TimezoneFinder Initialization Performance Benchmark

System Status

Python Environment

Python Version: 3.14.2 (CPython)

NumPy Version: 2.3.5

Platform: Darwin arm64

Processor: arm

TimezoneFinder Configuration

C Implementation Available: False

Numba JIT Available: True

Performance Optimizations

  • ✗ Using pure Python point-in-polygon implementation

  • ✓ Numba JIT compilation enabled

Benchmark Configuration

Test Runs Per Configuration: 100

Algorithm Type: Class Initialization

Test Configurations: TimezoneFinder and TimezoneFinderL with file-based and in-memory modes

Initialization Performance Results

Configuration

Average Time (ms)

Average Time (s)

TimezoneFinder (File-Based)

380.2

0.380

TimezoneFinder (In-Memory)

401.4

0.401

TimezoneFinderL (File-Based)

379.3

0.379

TimezoneFinderL (In-Memory)

390.5

0.390

Performance Analysis

  • Fastest configuration: TimezoneFinderL (File-Based) (379.3 ms)

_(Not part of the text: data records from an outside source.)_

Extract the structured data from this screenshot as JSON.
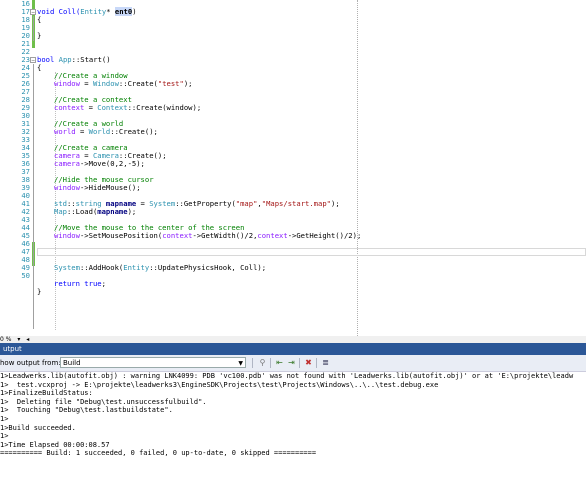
{
  "editor": {
    "line_numbers": [
      "16",
      "17",
      "18",
      "19",
      "20",
      "21",
      "22",
      "23",
      "24",
      "25",
      "26",
      "27",
      "28",
      "29",
      "30",
      "31",
      "32",
      "33",
      "34",
      "35",
      "36",
      "37",
      "38",
      "39",
      "40",
      "41",
      "42",
      "43",
      "44",
      "45",
      "46",
      "47",
      "48",
      "49",
      "50"
    ],
    "lines": {
      "l16": "",
      "l17": "void Coll(Entity* ent0)",
      "l17a": "void Coll(",
      "l17b": "Entity",
      "l17c": "* ",
      "l17d": "ent0",
      "l17e": ")",
      "l18": "{",
      "l20": "}",
      "l22a": "bool ",
      "l22b": "App",
      "l22c": "::Start()",
      "l23": "{",
      "l24": "//Create a window",
      "l25a": "window",
      "l25b": " = ",
      "l25c": "Window",
      "l25d": "::Create(",
      "l25e": "\"test\"",
      "l25f": ");",
      "l27": "//Create a context",
      "l28a": "context",
      "l28b": " = ",
      "l28c": "Context",
      "l28d": "::Create(window);",
      "l30": "//Create a world",
      "l31a": "world",
      "l31b": " = ",
      "l31c": "World",
      "l31d": "::Create();",
      "l33": "//Create a camera",
      "l34a": "camera",
      "l34b": " = ",
      "l34c": "Camera",
      "l34d": "::Create();",
      "l35a": "camera",
      "l35b": "->Move(0,2,-5);",
      "l37": "//Hide the mouse cursor",
      "l38a": "window",
      "l38b": "->HideMouse();",
      "l40a": "std",
      "l40b": "::",
      "l40c": "string",
      "l40d": " mapname",
      "l40e": " = ",
      "l40f": "System",
      "l40g": "::GetProperty(",
      "l40h": "\"map\"",
      "l40i": ",",
      "l40j": "\"Maps/start.map\"",
      "l40k": ");",
      "l41a": "Map",
      "l41b": "::Load(",
      "l41c": "mapname",
      "l41d": ");",
      "l43": "//Move the mouse to the center of the screen",
      "l44a": "window",
      "l44b": "->SetMousePosition(",
      "l44c": "context",
      "l44d": "->GetWidth()/2,",
      "l44e": "context",
      "l44f": "->GetHeight()/2);",
      "l46a": "System",
      "l46b": "::AddHook(",
      "l46c": "Entity",
      "l46d": "::UpdatePhysicsHook, Coll);",
      "l48a": "return ",
      "l48b": "true",
      "l48c": ";",
      "l49": "}"
    },
    "zoom_label": "0 %"
  },
  "output": {
    "title": "utput",
    "show_from_label": "how output from:",
    "show_from_value": "Build",
    "lines": [
      "1>Leadwerks.lib(autofit.obj) : warning LNK4099: PDB 'vc100.pdb' was not found with 'Leadwerks.lib(autofit.obj)' or at 'E:\\projekte\\leadw",
      "1>  test.vcxproj -> E:\\projekte\\leadwerks3\\EngineSDK\\Projects\\test\\Projects\\Windows\\..\\..\\test.debug.exe",
      "1>FinalizeBuildStatus:",
      "1>  Deleting file \"Debug\\test.unsuccessfulbuild\".",
      "1>  Touching \"Debug\\test.lastbuildstate\".",
      "1>",
      "1>Build succeeded.",
      "1>",
      "1>Time Elapsed 00:00:08.57",
      "========== Build: 1 succeeded, 0 failed, 0 up-to-date, 0 skipped =========="
    ]
  },
  "colors": {
    "output_title_bg": "#2b5797",
    "change_bar_green": "#6fbf4a",
    "change_bar_yellow": "#f0d000"
  }
}
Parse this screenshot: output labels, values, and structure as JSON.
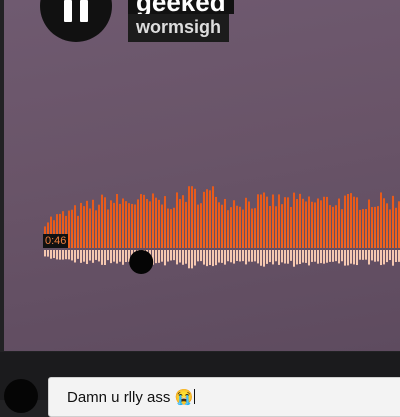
{
  "track": {
    "title": "geeked",
    "artist": "wormsigh",
    "current_time": "0:46",
    "progress": 0.27
  },
  "player": {
    "state_icon": "pause-icon",
    "colors": {
      "played_bar": "#f06420",
      "played_bar_top": "#e85a1a",
      "unplayed_reflection": "#f5c8b0",
      "background": "#695468"
    }
  },
  "comment": {
    "text": "Damn u rlly ass 😭"
  }
}
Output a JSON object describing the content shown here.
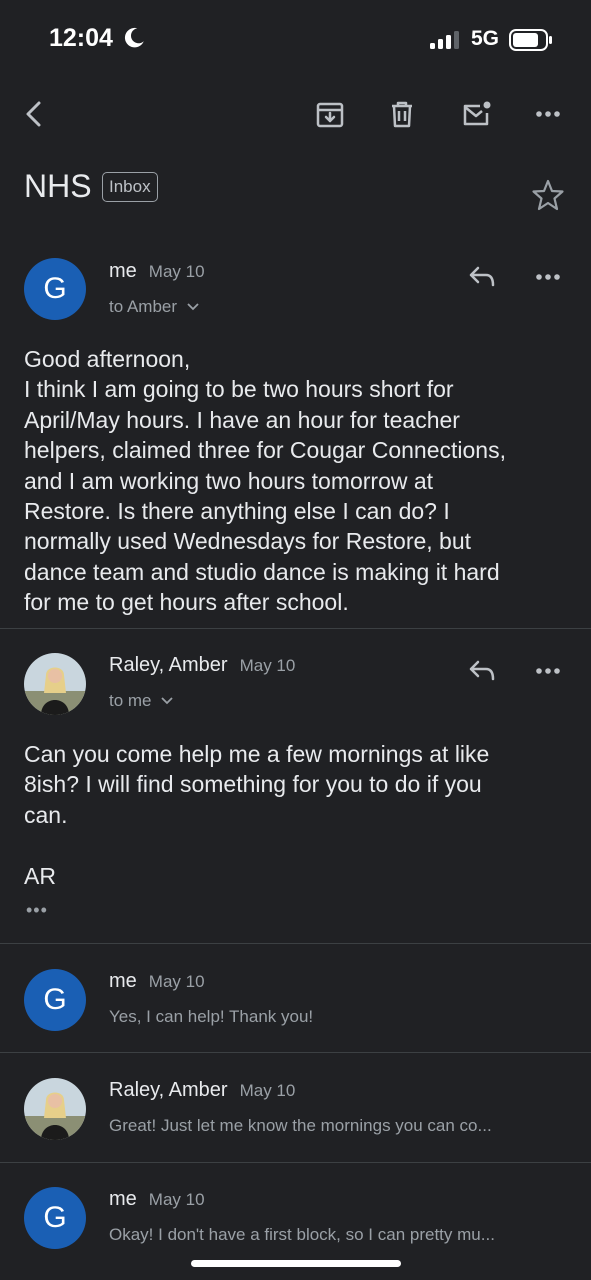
{
  "status_bar": {
    "time": "12:04",
    "network": "5G"
  },
  "toolbar": {
    "back_icon": "chevron-left-icon",
    "archive_icon": "archive-icon",
    "delete_icon": "trash-icon",
    "mark_unread_icon": "mail-unread-icon",
    "more_icon": "more-horizontal-icon"
  },
  "thread": {
    "subject": "NHS",
    "label": "Inbox"
  },
  "messages": [
    {
      "sender": "me",
      "date": "May 10",
      "avatar_letter": "G",
      "recipients": "to Amber",
      "body": [
        "Good afternoon,",
        "I think I am going to be two hours short for",
        "April/May hours. I have an hour for teacher",
        "helpers, claimed three for Cougar Connections,",
        "and I am working two hours tomorrow at",
        "Restore. Is there anything else I can do? I",
        "normally used Wednesdays for Restore, but",
        "dance team and studio dance is making it hard",
        "for me to get hours after school."
      ]
    },
    {
      "sender": "Raley, Amber",
      "date": "May 10",
      "recipients": "to me",
      "body": [
        "Can you come help me a few mornings at like",
        "8ish? I will find something for you to do if you",
        "can.",
        "",
        "AR"
      ],
      "quoted_toggle": "•••"
    },
    {
      "sender": "me",
      "date": "May 10",
      "avatar_letter": "G",
      "snippet": "Yes, I can help! Thank you!"
    },
    {
      "sender": "Raley, Amber",
      "date": "May 10",
      "snippet": "Great! Just let me know the mornings you can co..."
    },
    {
      "sender": "me",
      "date": "May 10",
      "avatar_letter": "G",
      "snippet": "Okay! I don't have a first block, so I can pretty mu..."
    }
  ],
  "colors": {
    "background": "#202124",
    "avatar_blue": "#1a5fb4",
    "divider": "#3c4043",
    "secondary_text": "#9aa0a6"
  }
}
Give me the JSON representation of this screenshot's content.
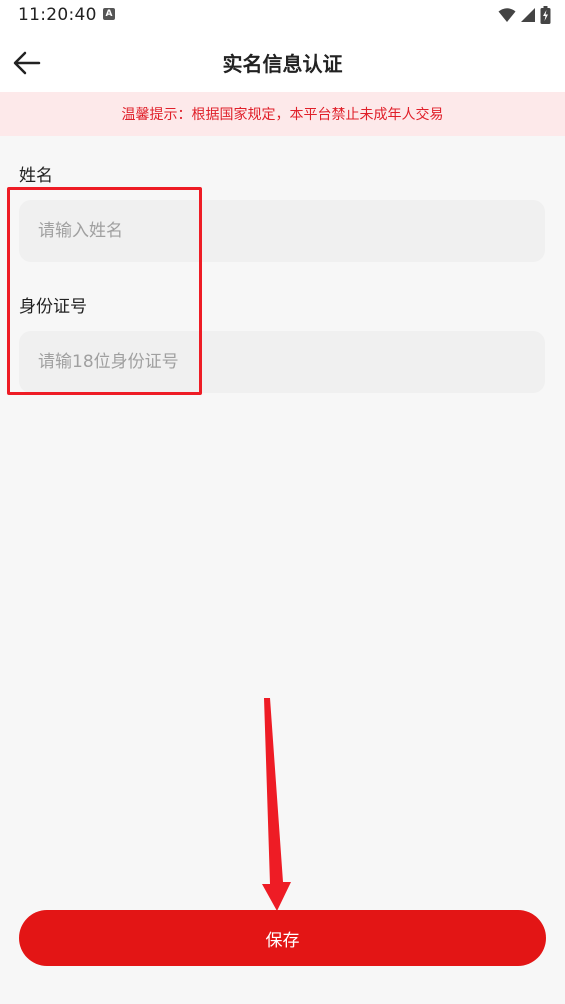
{
  "status_bar": {
    "time": "11:20:40",
    "notification_icon_letter": "A"
  },
  "header": {
    "title": "实名信息认证",
    "back_icon": "arrow-left-icon"
  },
  "notice": {
    "text": "温馨提示：根据国家规定，本平台禁止未成年人交易",
    "color": "#e0202a",
    "background": "#fde9ea"
  },
  "form": {
    "name_label": "姓名",
    "name_placeholder": "请输入姓名",
    "name_value": "",
    "id_label": "身份证号",
    "id_placeholder": "请输18位身份证号",
    "id_value": ""
  },
  "save_button": {
    "label": "保存",
    "color": "#e31515"
  },
  "annotation": {
    "color": "#ee1c25"
  }
}
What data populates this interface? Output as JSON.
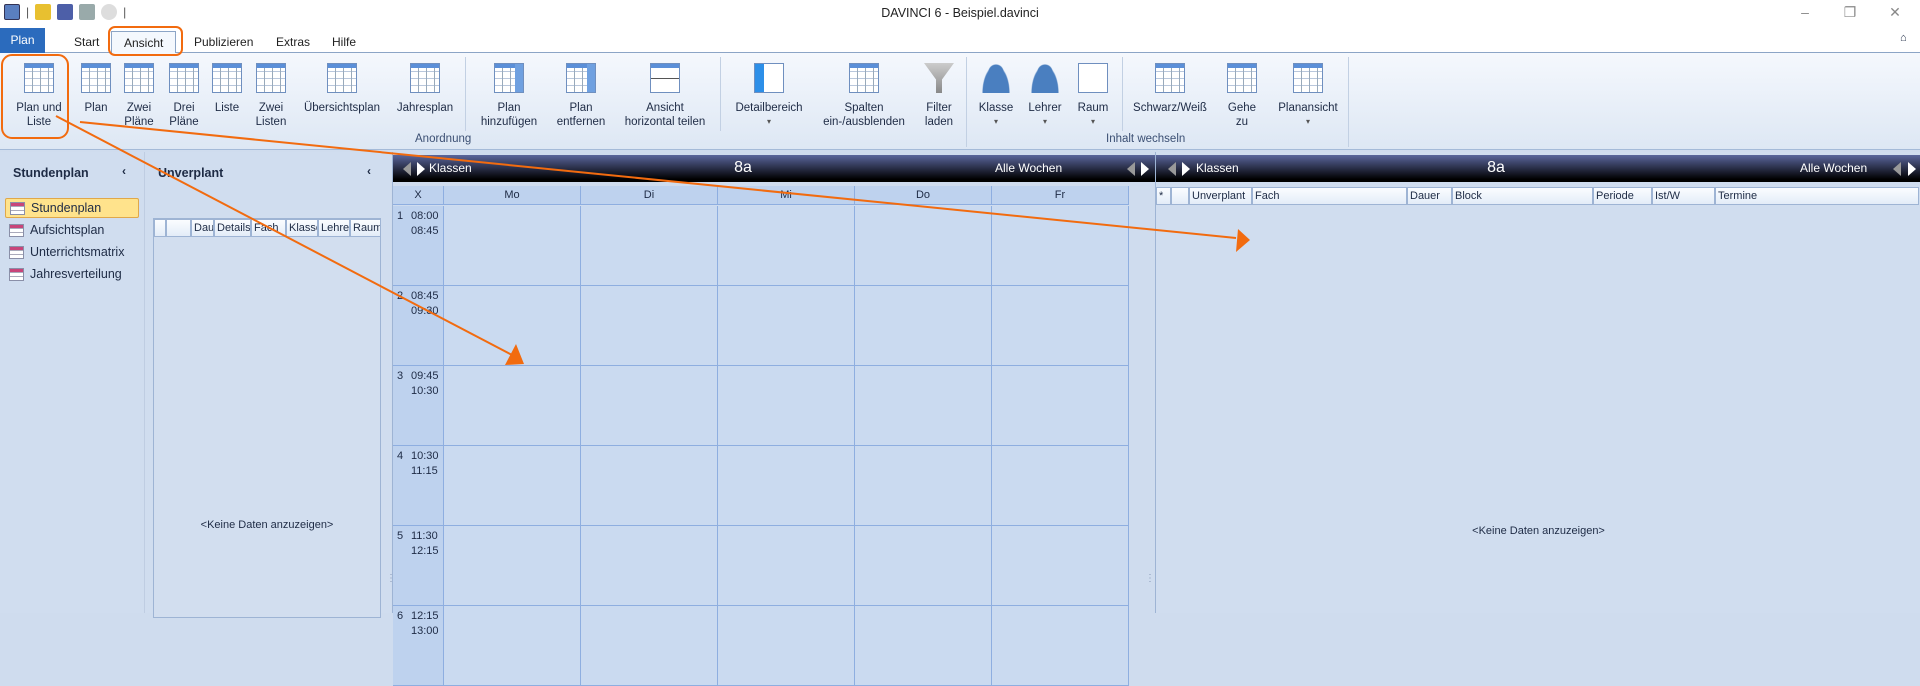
{
  "window": {
    "title": "DAVINCI 6 - Beispiel.davinci",
    "minimize": "–",
    "restore": "❐",
    "close": "✕",
    "collapse_ribbon": "⌂"
  },
  "qat": {
    "icons": [
      "app-icon",
      "open-icon",
      "save-icon",
      "print-icon",
      "refresh-icon"
    ],
    "separator": "|"
  },
  "tabs": [
    "Plan",
    "Start",
    "Ansicht",
    "Publizieren",
    "Extras",
    "Hilfe"
  ],
  "active_tab": "Ansicht",
  "ribbon": {
    "anordnung": {
      "label": "Anordnung",
      "buttons": [
        "Plan und\nListe",
        "Plan",
        "Zwei\nPläne",
        "Drei\nPläne",
        "Liste",
        "Zwei\nListen",
        "Übersichtsplan",
        "Jahresplan",
        "Plan\nhinzufügen",
        "Plan\nentfernen",
        "Ansicht\nhorizontal teilen",
        "Detailbereich",
        "Spalten\nein-/ausblenden",
        "Filter\nladen"
      ]
    },
    "inhalt": {
      "label": "Inhalt wechseln",
      "buttons": [
        "Klasse",
        "Lehrer",
        "Raum",
        "Schwarz/Weiß",
        "Gehe\nzu",
        "Planansicht"
      ]
    },
    "dropdown_arrow": "▾"
  },
  "nav": {
    "title": "Stundenplan",
    "collapse": "‹",
    "items": [
      "Stundenplan",
      "Aufsichtsplan",
      "Unterrichtsmatrix",
      "Jahresverteilung"
    ],
    "selected": "Stundenplan"
  },
  "unverplant": {
    "title": "Unverplant",
    "collapse": "‹",
    "columns": [
      "",
      "",
      "Dau",
      "Details",
      "Fach",
      "Klasse",
      "Lehre",
      "Raum"
    ],
    "empty": "<Keine Daten anzuzeigen>"
  },
  "schedule": {
    "type_label": "Klassen",
    "class": "8a",
    "weeks": "Alle Wochen",
    "corner": "X",
    "days": [
      "Mo",
      "Di",
      "Mi",
      "Do",
      "Fr"
    ],
    "periods": [
      {
        "n": "1",
        "start": "08:00",
        "end": "08:45"
      },
      {
        "n": "2",
        "start": "08:45",
        "end": "09:30"
      },
      {
        "n": "3",
        "start": "09:45",
        "end": "10:30"
      },
      {
        "n": "4",
        "start": "10:30",
        "end": "11:15"
      },
      {
        "n": "5",
        "start": "11:30",
        "end": "12:15"
      },
      {
        "n": "6",
        "start": "12:15",
        "end": "13:00"
      }
    ]
  },
  "list": {
    "type_label": "Klassen",
    "class": "8a",
    "weeks": "Alle Wochen",
    "columns": [
      "*",
      "",
      "Unverplant",
      "Fach",
      "Dauer",
      "Block",
      "Periode",
      "Ist/W",
      "Termine"
    ],
    "empty": "<Keine Daten anzuzeigen>"
  },
  "annotation_color": "#f26b0f"
}
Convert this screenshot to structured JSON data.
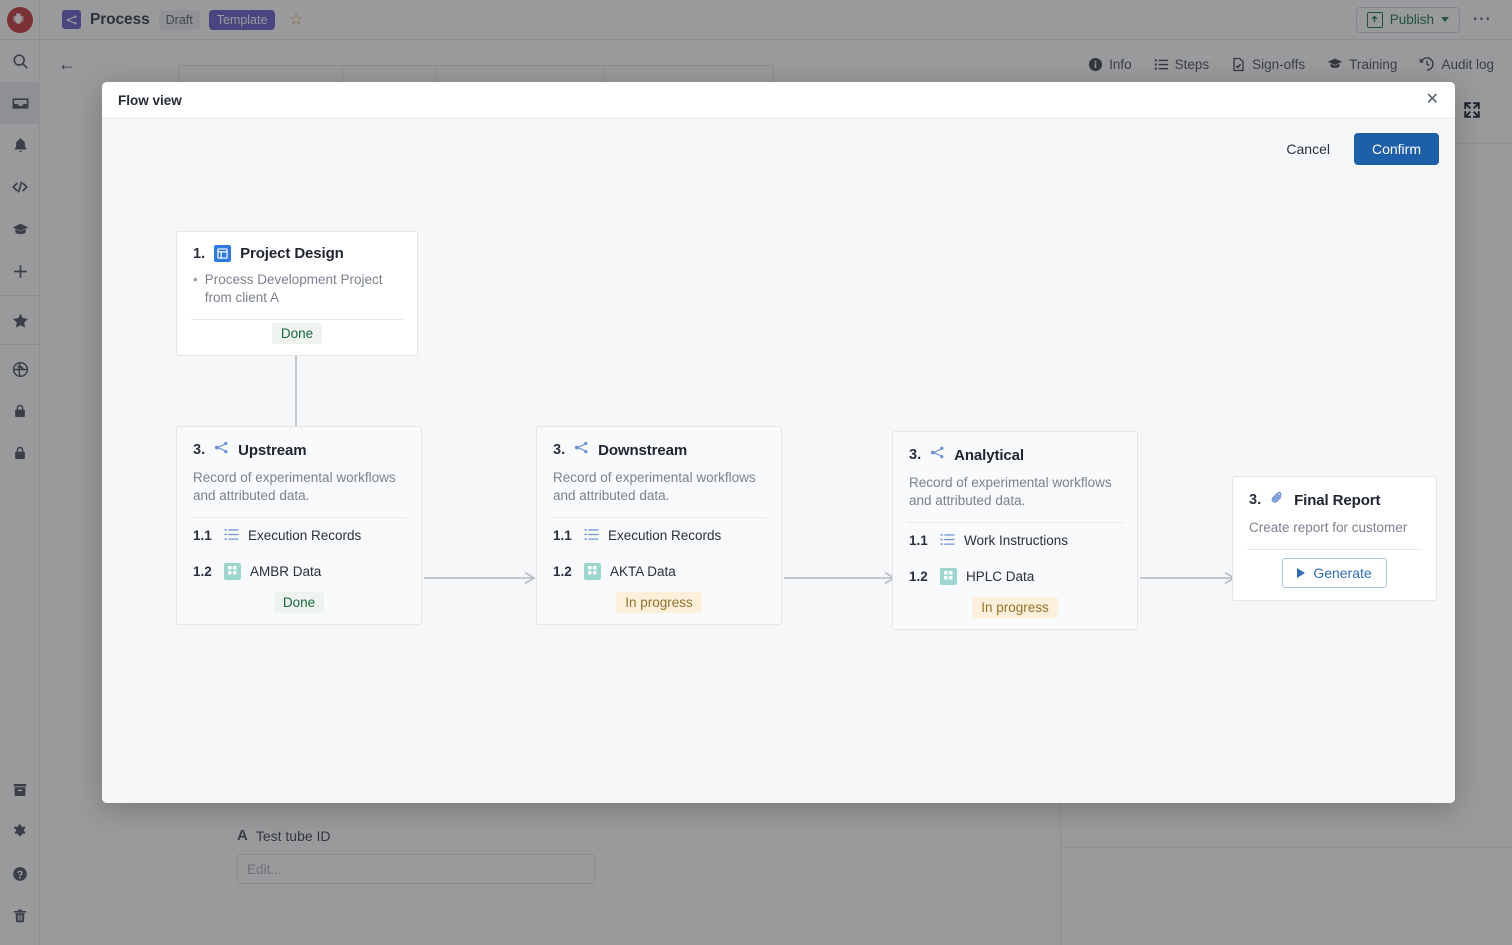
{
  "topbar": {
    "logo_icon": "lobster-logo-icon",
    "doc_type_icon": "flow-node-icon",
    "title": "Process",
    "draft_chip": "Draft",
    "template_chip": "Template",
    "star_icon": "star-outline-icon",
    "publish_label": "Publish",
    "publish_icon": "publish-upload-icon",
    "publish_caret_icon": "chevron-down-icon",
    "more_icon": "ellipsis-icon",
    "publish_color": "#0b6b3a",
    "template_chip_color": "#5b4bc4"
  },
  "rail": {
    "items": [
      {
        "icon": "search-icon",
        "active": false
      },
      {
        "icon": "inbox-icon",
        "active": true
      },
      {
        "icon": "bell-icon",
        "active": false
      },
      {
        "icon": "code-icon",
        "active": false
      },
      {
        "icon": "graduation-cap-icon",
        "active": false
      },
      {
        "icon": "plus-icon",
        "active": false
      },
      {
        "icon": "star-icon",
        "active": false
      },
      {
        "icon": "globe-icon",
        "active": false
      },
      {
        "icon": "lock-icon",
        "active": false
      },
      {
        "icon": "lock-closed-icon",
        "active": false
      }
    ],
    "bottom_items": [
      {
        "icon": "archive-icon"
      },
      {
        "icon": "gear-icon"
      },
      {
        "icon": "help-circle-icon"
      },
      {
        "icon": "trash-icon"
      }
    ]
  },
  "subheader": {
    "back_icon": "back-arrow-icon",
    "tabs": [
      {
        "icon": "info-icon",
        "label": "Info"
      },
      {
        "icon": "steps-list-icon",
        "label": "Steps"
      },
      {
        "icon": "sign-offs-doc-icon",
        "label": "Sign-offs"
      },
      {
        "icon": "training-cap-icon",
        "label": "Training"
      },
      {
        "icon": "audit-log-clock-icon",
        "label": "Audit log"
      }
    ]
  },
  "background_field": {
    "glyph": "A",
    "label": "Test tube ID",
    "input_placeholder": "Edit..."
  },
  "modal": {
    "title": "Flow view",
    "close_icon": "close-icon",
    "expand_icon": "expand-fullscreen-icon",
    "cancel_label": "Cancel",
    "confirm_label": "Confirm",
    "confirm_color": "#1d5fa8"
  },
  "flow": {
    "cards": [
      {
        "id": "project-design",
        "num": "1.",
        "icon": "layout-panel-icon",
        "icon_style": "blue-box",
        "title": "Project Design",
        "desc": "Process Development Project from client A",
        "desc_style": "bullet",
        "subitems": [],
        "badge": {
          "label": "Done",
          "style": "done"
        }
      },
      {
        "id": "upstream",
        "num": "3.",
        "icon": "flow-node-icon",
        "icon_style": "plain-blue",
        "title": "Upstream",
        "desc": "Record of experimental workflows and attributed data.",
        "desc_style": "plain",
        "subitems": [
          {
            "num": "1.1",
            "icon": "list-checklist-icon",
            "icon_style": "plain-blue",
            "label": "Execution Records"
          },
          {
            "num": "1.2",
            "icon": "table-grid-icon",
            "icon_style": "teal-box",
            "label": "AMBR Data"
          }
        ],
        "badge": {
          "label": "Done",
          "style": "done"
        }
      },
      {
        "id": "downstream",
        "num": "3.",
        "icon": "flow-node-icon",
        "icon_style": "plain-blue",
        "title": "Downstream",
        "desc": "Record of experimental workflows and attributed data.",
        "desc_style": "plain",
        "subitems": [
          {
            "num": "1.1",
            "icon": "list-checklist-icon",
            "icon_style": "plain-blue",
            "label": "Execution Records"
          },
          {
            "num": "1.2",
            "icon": "table-grid-icon",
            "icon_style": "teal-box",
            "label": "AKTA Data"
          }
        ],
        "badge": {
          "label": "In progress",
          "style": "progress"
        }
      },
      {
        "id": "analytical",
        "num": "3.",
        "icon": "flow-node-icon",
        "icon_style": "plain-blue",
        "title": "Analytical",
        "desc": "Record of experimental workflows and attributed data.",
        "desc_style": "plain",
        "subitems": [
          {
            "num": "1.1",
            "icon": "list-checklist-icon",
            "icon_style": "plain-blue",
            "label": "Work Instructions"
          },
          {
            "num": "1.2",
            "icon": "table-grid-icon",
            "icon_style": "teal-box",
            "label": "HPLC Data"
          }
        ],
        "badge": {
          "label": "In progress",
          "style": "progress"
        }
      },
      {
        "id": "final-report",
        "num": "3.",
        "icon": "paperclip-icon",
        "icon_style": "plain-blue",
        "title": "Final Report",
        "desc": "Create report for customer",
        "desc_style": "plain",
        "subitems": [],
        "action_button": {
          "label": "Generate",
          "icon": "play-icon"
        }
      }
    ]
  }
}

  • Slowest configuration: TimezoneFinder (In-Memory) (401.4 ms)

  • Performance difference: 6% faster

  • File-based mode is 4% faster (379.8 ms vs 395.9 ms)

Note

Initialization times may vary based on system I/O performance, available memory, and background system activity. In-memory mode loads all data into RAM during initialization, while file-based mode opens files but defers data loading.